Scottish painter, illustrator and curator (1887–1979)

Archibald Eliot Haswell Miller (10 June 1887 – 25 March 1979) was a Scottish painter, illustrator and curator. Born in Glasgow, after teaching at the Glasgow School of Art from 1910 to 1930 he went on to be keeper and then deputy director of the National Galleries of Scotland at Edinburgh from 1930 to 1952. Examples of his artwork are in the collections of the Imperial War Museum, Glasgow Museums and Hunterian Museum and Art Gallery.

== Education ==
Miller studied at The Glasgow School of Art under Maurice Greiffenhagen and Jean Delville (1906 -1909) and also travelled to study in Paris, Vienna, Munich and Berlin. He is commemorated in The Glasgow School of Art's World War One Roll of Honour, where he is listed as a captain in the Highland Light Infantry. He was decorated with a Military Cross.

== Professional life ==
Haswell Miller taught at Glasgow School of Art 1910 and 1930. Between 1930 and 1952 he was keeper and then deputy director of the National Galleries of Scotland, Edinburgh.
His work was exhibited at the Royal Academy and also at the Royal Scottish Academy. He was elected a member of the Royal Scottish Society of Painters in Watercolour in 1924.
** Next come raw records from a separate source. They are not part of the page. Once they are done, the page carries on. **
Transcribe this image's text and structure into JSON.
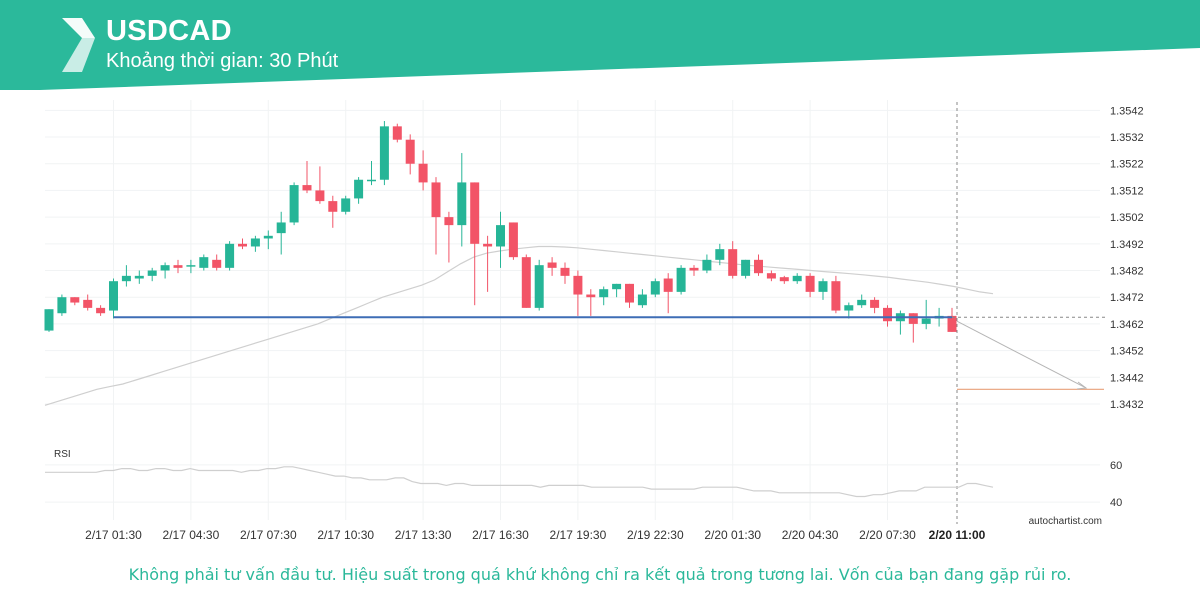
{
  "brand_color": "#2bb99b",
  "header": {
    "symbol": "USDCAD",
    "interval_text": "Khoảng thời gian: 30 Phút",
    "logo_icon": "autochartist-logo-icon"
  },
  "disclaimer": "Không phải tư vấn đầu tư. Hiệu suất trong quá khứ không chỉ ra kết quả trong tương lai. Vốn của bạn đang gặp rủi ro.",
  "chart_data": {
    "type": "candlestick",
    "symbol": "USDCAD",
    "ylim": [
      1.3426,
      1.3544
    ],
    "yticks": [
      1.3542,
      1.3532,
      1.3522,
      1.3512,
      1.3502,
      1.3492,
      1.3482,
      1.3472,
      1.3462,
      1.3452,
      1.3442,
      1.3432
    ],
    "ytick_labels": [
      "1.3542",
      "1.3532",
      "1.3522",
      "1.3512",
      "1.3502",
      "1.3492",
      "1.3482",
      "1.3472",
      "1.3462",
      "1.3452",
      "1.3442",
      "1.3432"
    ],
    "xtick_labels": [
      {
        "i": 5,
        "label": "2/17 01:30"
      },
      {
        "i": 11,
        "label": "2/17 04:30"
      },
      {
        "i": 17,
        "label": "2/17 07:30"
      },
      {
        "i": 23,
        "label": "2/17 10:30"
      },
      {
        "i": 29,
        "label": "2/17 13:30"
      },
      {
        "i": 35,
        "label": "2/17 16:30"
      },
      {
        "i": 41,
        "label": "2/17 19:30"
      },
      {
        "i": 47,
        "label": "2/19 22:30"
      },
      {
        "i": 53,
        "label": "2/20 01:30"
      },
      {
        "i": 59,
        "label": "2/20 04:30"
      },
      {
        "i": 65,
        "label": "2/20 07:30"
      }
    ],
    "current_time_label": "2/20 11:00",
    "bull_color": "#26b597",
    "bear_color": "#f25467",
    "ohlc": [
      [
        1.34595,
        1.34675,
        1.3459,
        1.34675
      ],
      [
        1.3466,
        1.3473,
        1.3465,
        1.3472
      ],
      [
        1.3472,
        1.3472,
        1.3469,
        1.347
      ],
      [
        1.3471,
        1.3473,
        1.3467,
        1.3468
      ],
      [
        1.3468,
        1.3469,
        1.3465,
        1.3466
      ],
      [
        1.3467,
        1.3479,
        1.3464,
        1.3478
      ],
      [
        1.3478,
        1.3484,
        1.3476,
        1.348
      ],
      [
        1.3479,
        1.3482,
        1.3477,
        1.348
      ],
      [
        1.348,
        1.3483,
        1.3478,
        1.3482
      ],
      [
        1.3482,
        1.3485,
        1.3479,
        1.3484
      ],
      [
        1.3484,
        1.3486,
        1.3481,
        1.3483
      ],
      [
        1.34835,
        1.3486,
        1.3481,
        1.3484
      ],
      [
        1.3483,
        1.3488,
        1.3482,
        1.3487
      ],
      [
        1.3486,
        1.3488,
        1.3482,
        1.3483
      ],
      [
        1.3483,
        1.3493,
        1.3482,
        1.3492
      ],
      [
        1.3492,
        1.3494,
        1.349,
        1.3491
      ],
      [
        1.3491,
        1.3495,
        1.3489,
        1.3494
      ],
      [
        1.3494,
        1.3497,
        1.349,
        1.3495
      ],
      [
        1.3496,
        1.3504,
        1.3488,
        1.35
      ],
      [
        1.35,
        1.3515,
        1.3499,
        1.3514
      ],
      [
        1.3514,
        1.3523,
        1.3511,
        1.3512
      ],
      [
        1.3512,
        1.3521,
        1.3507,
        1.3508
      ],
      [
        1.3508,
        1.351,
        1.3498,
        1.3504
      ],
      [
        1.3504,
        1.351,
        1.3503,
        1.3509
      ],
      [
        1.3509,
        1.3517,
        1.3507,
        1.3516
      ],
      [
        1.3516,
        1.3523,
        1.3514,
        1.3516
      ],
      [
        1.3516,
        1.3538,
        1.3514,
        1.3536
      ],
      [
        1.3536,
        1.3537,
        1.353,
        1.3531
      ],
      [
        1.3531,
        1.3533,
        1.3518,
        1.3522
      ],
      [
        1.3522,
        1.3527,
        1.3512,
        1.3515
      ],
      [
        1.3515,
        1.3517,
        1.3488,
        1.3502
      ],
      [
        1.3502,
        1.3504,
        1.3485,
        1.3499
      ],
      [
        1.3499,
        1.3526,
        1.3491,
        1.3515
      ],
      [
        1.3515,
        1.3515,
        1.3469,
        1.3492
      ],
      [
        1.3492,
        1.3495,
        1.3474,
        1.3491
      ],
      [
        1.3491,
        1.3504,
        1.3483,
        1.3499
      ],
      [
        1.35,
        1.35,
        1.3486,
        1.3487
      ],
      [
        1.3487,
        1.3488,
        1.3468,
        1.3468
      ],
      [
        1.3468,
        1.3486,
        1.3467,
        1.3484
      ],
      [
        1.3485,
        1.3487,
        1.348,
        1.3483
      ],
      [
        1.3483,
        1.3485,
        1.3477,
        1.348
      ],
      [
        1.348,
        1.3482,
        1.3465,
        1.3473
      ],
      [
        1.3473,
        1.3475,
        1.3465,
        1.3472
      ],
      [
        1.3472,
        1.3476,
        1.3469,
        1.3475
      ],
      [
        1.3475,
        1.3477,
        1.3472,
        1.3477
      ],
      [
        1.3477,
        1.3477,
        1.3468,
        1.347
      ],
      [
        1.3469,
        1.3475,
        1.3468,
        1.3473
      ],
      [
        1.3473,
        1.3479,
        1.3472,
        1.3478
      ],
      [
        1.3479,
        1.3481,
        1.3466,
        1.3474
      ],
      [
        1.3474,
        1.3484,
        1.3473,
        1.3483
      ],
      [
        1.3483,
        1.3484,
        1.348,
        1.3482
      ],
      [
        1.3482,
        1.3488,
        1.3481,
        1.3486
      ],
      [
        1.3486,
        1.3492,
        1.3484,
        1.349
      ],
      [
        1.349,
        1.3493,
        1.3479,
        1.348
      ],
      [
        1.348,
        1.3486,
        1.3479,
        1.3486
      ],
      [
        1.3486,
        1.3488,
        1.348,
        1.3481
      ],
      [
        1.3481,
        1.3482,
        1.3478,
        1.3479
      ],
      [
        1.34795,
        1.348,
        1.3477,
        1.3478
      ],
      [
        1.3478,
        1.3481,
        1.3477,
        1.348
      ],
      [
        1.348,
        1.3481,
        1.3472,
        1.3474
      ],
      [
        1.3474,
        1.3479,
        1.3471,
        1.3478
      ],
      [
        1.3478,
        1.348,
        1.3466,
        1.3467
      ],
      [
        1.3467,
        1.347,
        1.3464,
        1.3469
      ],
      [
        1.3469,
        1.3473,
        1.3468,
        1.3471
      ],
      [
        1.3471,
        1.3472,
        1.3466,
        1.3468
      ],
      [
        1.3468,
        1.3469,
        1.3461,
        1.3463
      ],
      [
        1.3463,
        1.3467,
        1.3458,
        1.3466
      ],
      [
        1.3466,
        1.3466,
        1.3455,
        1.3462
      ],
      [
        1.3462,
        1.3471,
        1.346,
        1.3464
      ],
      [
        1.3464,
        1.3468,
        1.3461,
        1.3465
      ],
      [
        1.3465,
        1.3468,
        1.3459,
        1.3459
      ]
    ],
    "moving_average": {
      "start_index": 0,
      "values": [
        1.34315,
        1.3433,
        1.34345,
        1.3436,
        1.34375,
        1.34385,
        1.34395,
        1.3441,
        1.34425,
        1.3444,
        1.34455,
        1.3447,
        1.34485,
        1.345,
        1.34515,
        1.3453,
        1.34545,
        1.3456,
        1.34575,
        1.3459,
        1.34605,
        1.3462,
        1.3464,
        1.3466,
        1.3468,
        1.347,
        1.3472,
        1.34735,
        1.3475,
        1.34765,
        1.34785,
        1.34815,
        1.34845,
        1.3487,
        1.34885,
        1.34893,
        1.349,
        1.34905,
        1.3491,
        1.3491,
        1.34908,
        1.34905,
        1.349,
        1.34895,
        1.3489,
        1.34885,
        1.3488,
        1.34875,
        1.3487,
        1.34865,
        1.3486,
        1.34855,
        1.3485,
        1.34845,
        1.3484,
        1.34836,
        1.34832,
        1.34828,
        1.34824,
        1.3482,
        1.34816,
        1.34812,
        1.34808,
        1.34804,
        1.34799,
        1.34794,
        1.34788,
        1.34782,
        1.34776,
        1.34768,
        1.3476,
        1.3475,
        1.3474,
        1.34733
      ]
    },
    "support_level": 1.34645,
    "target_level": 1.34375,
    "projection": {
      "from_index": 70,
      "from_value": 1.3463,
      "to_index": 77,
      "to_value": 1.3438
    },
    "rsi": {
      "label": "RSI",
      "yticks": [
        60,
        40
      ],
      "ylim": [
        32,
        68
      ],
      "values": [
        56,
        56,
        56,
        56,
        56,
        56,
        56,
        57,
        57,
        58,
        58,
        57,
        57,
        58,
        58,
        57,
        57,
        58,
        57,
        57,
        57,
        57,
        57,
        56,
        57,
        57,
        58,
        58,
        59,
        59,
        58,
        57,
        56,
        55,
        54,
        54,
        53,
        53,
        52,
        52,
        52,
        53,
        53,
        51,
        50,
        50,
        50,
        49,
        50,
        50,
        49,
        49,
        49,
        49,
        49,
        49,
        49,
        49,
        48,
        49,
        49,
        49,
        49,
        49,
        48,
        48,
        48,
        48,
        48,
        48,
        48,
        47,
        47,
        47,
        47,
        47,
        47,
        48,
        48,
        48,
        48,
        48,
        47,
        46,
        46,
        46,
        45,
        45,
        45,
        45,
        45,
        45,
        45,
        45,
        44,
        43,
        43,
        44,
        44,
        45,
        46,
        46,
        46,
        48,
        48,
        48,
        48,
        48,
        50,
        50,
        49,
        48
      ]
    },
    "watermark": "autochartist.com"
  }
}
As a painter he specialised military portraits, landscapes and architectural subjects. His work is in the collections of The Imperial War Museum, Glasgow Museum and Art Galleries and The Hunterian Museum and Art Gallery,

GLAHA 55598
GLAHA 55606
GLAHA 55611

== Family==
A. E. Haswell Miller was married to the artist Elizabeth Josephine Cameron, later known as Josephine Haswell Miller. He lived in Edinburgh, but latterly in Kington Magna, Dorset. A. E. Haswell Miller died in 1979.